Вероятно, самым важным было воздействие на национальную психику. С 1783 по 1814 год европейцы неоднократно подвергали Соединенные Штаты оскорблениям и ставили под сомнение их существование как независимой нации. Внутри страны федералисты ставили под сомнение обоснованность принципов правительства и бросали вызов его власти. Многие республиканцы сами начали сомневаться в том, что такое правительство, как их, сможет выжить во враждебном мире. Продемонстрированная нацией способность выдержать испытание войной ослабила растущие сомнения в собственных силах. Двадцать шесть делегатов-федералистов из штатов Новой Англии собрались в Хартфорде, штат Коннектикут, в декабре 1814 года, чтобы рассмотреть требования, предъявляемые к национальному правительству. Новости из Гента и Нового Орлеана лишили Хартфордский съезд актуальности и сделали его объектом национальных насмешек. Партия федералистов была дискредитирована, и ей уже не суждено было оправиться. Республиканская партия вышла из войны более окрепшей, её престиж значительно вырос. Укрепилось национальное единство. «Они больше американцы, — заметил Галлатин о своих соотечественниках, — они чувствуют и действуют как единая нация».[303] Благодаря тому удивительному процессу, в результате которого память становится историей, повторяющиеся конфузы и близкие к катастрофе события, которыми была отмечена война, были забыты. Победы над величайшей державой мира отомстили за старые обиды и вернули национальную уверенность в себе. В частности, решающая победа странного отряда Джексона из пограничников, пиратов, свободных негров, креолов и индейцев над восемью тысячами опытных британских ветеранов в многомесячной битве при Новом Орлеане была воспринята как подтверждение превосходства добродетельных республиканских ополченцев над европейскими призывниками. Американцы узнали о Новом Орлеане и Гентском договоре примерно в одно и то же время, и этот неожиданный поворот событий оказал огромное психологическое воздействие. «Никогда ещё страна не занимала столь возвышенного положения», — с безудержной гиперболизацией восклицал республиканец из Массачусетса и судья Верховного суда Джозеф Стори. «Мы в одиночку противостояли завоевателю Европы».[304] «Каково наше нынешнее положение?» спросил Клей, ликуя. «Респектабельность и характер за рубежом, безопасность и уверенность дома…»

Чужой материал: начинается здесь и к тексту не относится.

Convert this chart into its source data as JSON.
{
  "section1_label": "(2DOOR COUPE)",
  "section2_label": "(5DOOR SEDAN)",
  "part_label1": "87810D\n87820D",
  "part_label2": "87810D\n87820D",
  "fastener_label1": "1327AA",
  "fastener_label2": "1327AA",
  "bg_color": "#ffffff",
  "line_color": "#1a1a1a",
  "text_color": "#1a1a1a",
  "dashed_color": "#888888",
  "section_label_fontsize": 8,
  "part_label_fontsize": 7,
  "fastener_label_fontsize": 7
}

«Наш характер и Конституция стоят на прочном фундаменте, который никогда не будет поколеблен».[305] Таким образом, война 1812 года «вошла в историю не как бесполезная и дорогостоящая борьба, в которой Соединенные Штаты едва избежали расчленения и воссоединения [с метрополией], а как славный триумф, в котором нация в одиночку победила Наполеона-завоевателя и Владычицу морей».[306] Теперь, опираясь на прочный фундамент, Соединенные Штаты были готовы к завоеванию континента.
4. «Оставьте остальное нам»:Ассертивная республика, 1815–1837 гг.
Во время напряженного разговора 27 января 1821 года государственный секретарь Джон Куинси Адамс и британский министр в Соединенных Штатах Стратфорд Каннинг обсуждали будущее Северной Америки. Подчеркивая экстравагантность мировых притязаний Британии, Адамс остроумно заметил: «Я не знаю, на что вы претендуете и на что вы не претендуете. Вы претендуете на Индию, вы претендуете на Африку, вы претендуете…» «Возможно, — саркастически заметил Каннинг, — на кусочек Луны». Адамс признал, что не знает о заинтересованности Британии в приобретении Луны, но, продолжил он, «на этом пригодном для жизни земном шаре нет ни одного места, на которое, как я могу утверждать, вы не претендуете». Когда он отверг право Британии на владение Орегоном, подразумевая сомнения в отношении всех её владений в Северной Америке, встревоженный Каннинг поинтересовался, не ставят ли Соединенные Штаты под сомнение позиции его страны в Канаде. Нет, — ответил Адамс. «Оставьте себе то, что принадлежит вам, а остальную часть континента предоставьте нам».